Technical information
- Facility ID: 25586
- Class: D
- Power: 10,000 watts days only
- Transmitter coordinates: 34°9′3.6″N 78°4′47″W﻿ / ﻿34.151000°N 78.07972°W
- Translator: 107.1 W296DP (Wilmington)

= WLTT =

WLTT (1180 kHz) was an AM radio station licensed to Carolina Beach, North Carolina. The station served the Wilmington, North Carolina radio market with an urban adult contemporary format. The station was last owned by CLI Radio, LLC.

During all of its lifespan, because AM 1180 is a clear-channel frequency reserved for Class A WHAM in Rochester, New York, WLTT was required to sign-off between sunset and sunrise each day to avoid interference. Its transmitter was located off Governors Road Southeast in Winnabow, North Carolina.

==History==
On July 1, 1989, the station first signed on as WMYT. It began as a religious radio station, owned by Gulfstream Radio.
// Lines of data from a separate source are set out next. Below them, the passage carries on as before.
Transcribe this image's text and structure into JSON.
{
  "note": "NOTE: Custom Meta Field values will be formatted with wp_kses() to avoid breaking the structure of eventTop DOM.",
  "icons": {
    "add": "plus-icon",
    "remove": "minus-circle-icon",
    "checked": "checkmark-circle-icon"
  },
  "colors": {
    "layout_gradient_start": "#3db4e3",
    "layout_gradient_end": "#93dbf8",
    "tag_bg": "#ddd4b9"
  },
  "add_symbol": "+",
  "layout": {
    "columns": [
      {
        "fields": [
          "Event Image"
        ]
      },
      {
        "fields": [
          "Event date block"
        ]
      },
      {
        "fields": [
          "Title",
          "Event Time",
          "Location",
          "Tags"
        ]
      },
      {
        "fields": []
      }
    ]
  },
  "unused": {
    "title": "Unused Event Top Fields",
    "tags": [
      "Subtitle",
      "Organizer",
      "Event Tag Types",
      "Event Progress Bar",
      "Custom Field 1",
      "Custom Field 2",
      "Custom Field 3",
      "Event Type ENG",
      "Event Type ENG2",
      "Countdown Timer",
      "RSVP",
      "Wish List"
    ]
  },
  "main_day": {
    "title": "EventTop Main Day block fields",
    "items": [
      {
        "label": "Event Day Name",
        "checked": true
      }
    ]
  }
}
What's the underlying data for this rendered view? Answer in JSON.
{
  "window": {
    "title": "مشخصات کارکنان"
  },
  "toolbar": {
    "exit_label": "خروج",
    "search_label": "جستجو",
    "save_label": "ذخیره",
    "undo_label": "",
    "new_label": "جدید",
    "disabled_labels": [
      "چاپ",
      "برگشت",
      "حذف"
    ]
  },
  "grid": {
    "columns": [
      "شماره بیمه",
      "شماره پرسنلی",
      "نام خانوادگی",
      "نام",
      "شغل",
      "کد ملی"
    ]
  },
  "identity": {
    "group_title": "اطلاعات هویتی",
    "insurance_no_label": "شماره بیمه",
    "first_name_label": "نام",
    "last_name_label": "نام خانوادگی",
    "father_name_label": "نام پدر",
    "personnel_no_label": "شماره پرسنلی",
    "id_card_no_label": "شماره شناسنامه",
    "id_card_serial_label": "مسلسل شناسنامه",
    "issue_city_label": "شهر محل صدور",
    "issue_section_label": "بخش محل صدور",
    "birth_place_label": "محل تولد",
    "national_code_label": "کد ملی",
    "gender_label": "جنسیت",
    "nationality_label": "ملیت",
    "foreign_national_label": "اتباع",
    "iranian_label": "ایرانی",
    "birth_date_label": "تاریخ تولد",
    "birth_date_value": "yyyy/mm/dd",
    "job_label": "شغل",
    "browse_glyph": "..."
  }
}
Later, WMYT was a Spanish-language contemporary Christian station known as "Radio Alegre" (Happiness Radio).

Late in 2010, Brian Schimmel of Sunrise Broadcasting said Sea-Comm Media would buy WMYT from Carolina Christian Radio, which bought the WUIN frequency.

The call sign changed to WUIN on January 1, 2011, and later changed to WSFM on January 11, 2011.

The format changed to classical music with the name "Bach FM". During this time, the station was simulcast on an FM translator station at 95.9 MHz. In 2014, the translator station changed to a rebroadcast of sports radio station WMFD.

On December 2, 2013, WSFM switched to a talk format called Port City Radio previously heard on 93.7 and 106.3 FM. Those FM stations switched to a country music format called "The Dude" at noon.

On December 10, WSFM changed its call letters to WLTT, the former call sign of 106.3 FM.

On March 17, 2014, 103.7 WBNE (now WILT) began simulcasting. WBNE kept the Port City Radio format until 2015, but on October 21, 2014, WLTT changed to a Christian radio format, branded as "Today's Christian Talk 1180". Later, the format switched to Spanish-language shows on weekday mornings and weekends, while Christian instruction and preaching programs were heard on weekday afternoons.

On February 3, 2020, WLTT changed formats from Christian radio to urban adult contemporary, branded as "Power 107.1" (simulcast on FM translator W296DP 107.1 FM Wilmington).

On August 16, 2022, WLTT's license was cancelled by the FCC, due to the station having been silent for more than a year; it and sister station WWIL had not operated since the September 2020 death of owner James Utley Jr. FM translator W296DP’s license was also cancelled.